I watched her shrinking into the distance as she tumbled and then landed with a slam in the middle of the street, flat on her back. The barrier in front of her face was visible now, splattered red with blood. Her disintegrated hands clutched at her chest and throat, and fortunately from here I couldn’t hear the noises she was making.

“Jesus, fuck,” Tower said, watching her sputter her last.

“How’s your arm?” I asked, turning to him. Any excuse to not watch the woman die.

“Destroyed,” he said, clenching his bad arm in his good, the entire thing an indecipherable mess of blood, bandages, and medical gel.

“And you’ll make it to your body?” I asked Moon. She nodded. “Then Jack…where’s Jack? There you are. Jack, can you radio central and get a medevac for Whitney and have regenerators primed for her and Tower? And let Cosette know that the target is down, I imagine she’ll be relieved to hear it.”

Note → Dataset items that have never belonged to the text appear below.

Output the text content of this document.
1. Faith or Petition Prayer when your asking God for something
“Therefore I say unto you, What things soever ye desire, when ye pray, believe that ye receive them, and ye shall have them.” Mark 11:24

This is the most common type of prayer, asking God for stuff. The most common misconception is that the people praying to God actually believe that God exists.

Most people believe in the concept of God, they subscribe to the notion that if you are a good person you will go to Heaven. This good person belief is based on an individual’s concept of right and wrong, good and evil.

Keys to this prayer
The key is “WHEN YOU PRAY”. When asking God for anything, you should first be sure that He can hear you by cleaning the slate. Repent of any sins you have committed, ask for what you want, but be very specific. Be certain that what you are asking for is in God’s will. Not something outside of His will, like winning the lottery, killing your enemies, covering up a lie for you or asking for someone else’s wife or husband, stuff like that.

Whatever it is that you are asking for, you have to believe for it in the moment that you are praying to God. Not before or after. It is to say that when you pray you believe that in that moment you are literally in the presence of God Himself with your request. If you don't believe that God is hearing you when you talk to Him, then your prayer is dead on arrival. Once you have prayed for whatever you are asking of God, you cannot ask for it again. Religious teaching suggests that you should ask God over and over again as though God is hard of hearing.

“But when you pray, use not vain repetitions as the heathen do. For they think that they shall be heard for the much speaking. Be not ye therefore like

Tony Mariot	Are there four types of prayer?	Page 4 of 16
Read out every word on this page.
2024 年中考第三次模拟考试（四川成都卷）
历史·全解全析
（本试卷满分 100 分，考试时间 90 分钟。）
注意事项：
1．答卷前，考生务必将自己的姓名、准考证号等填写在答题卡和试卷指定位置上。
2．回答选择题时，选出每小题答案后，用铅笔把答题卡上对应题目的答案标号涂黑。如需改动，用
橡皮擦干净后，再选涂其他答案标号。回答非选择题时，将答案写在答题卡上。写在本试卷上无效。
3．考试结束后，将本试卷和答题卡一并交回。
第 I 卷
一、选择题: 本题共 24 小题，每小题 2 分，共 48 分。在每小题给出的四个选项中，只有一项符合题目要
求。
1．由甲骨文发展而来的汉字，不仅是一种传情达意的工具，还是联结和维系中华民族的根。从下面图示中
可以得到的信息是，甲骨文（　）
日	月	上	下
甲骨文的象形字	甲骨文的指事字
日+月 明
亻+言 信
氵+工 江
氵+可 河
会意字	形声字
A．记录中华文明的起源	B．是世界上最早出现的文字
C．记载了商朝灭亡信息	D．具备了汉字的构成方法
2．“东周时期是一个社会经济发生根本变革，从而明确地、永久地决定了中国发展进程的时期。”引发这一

“I’d be happy to,” Jack smiled. But before radioing anything, he advanced on me and clapped me hard on the shoulder.

“What’s all this about?” I asked him. “Isn’t like you to…be too affectionate.”

“Perhaps not,” he said. “But I think all of us are just happy to have you back.”

I gave him a smile and turned back to the now-still body aspirating on its own blood in the street. I knew I’d be seeing this in my dreams for many nights to come, but the guilt machine inside me wouldn’t let me turn away. I owed this pathetic creature a few nights of lost sleep if nothing else. Her life could mean that much, at least.

“It’s good to be back, I guess,” I said.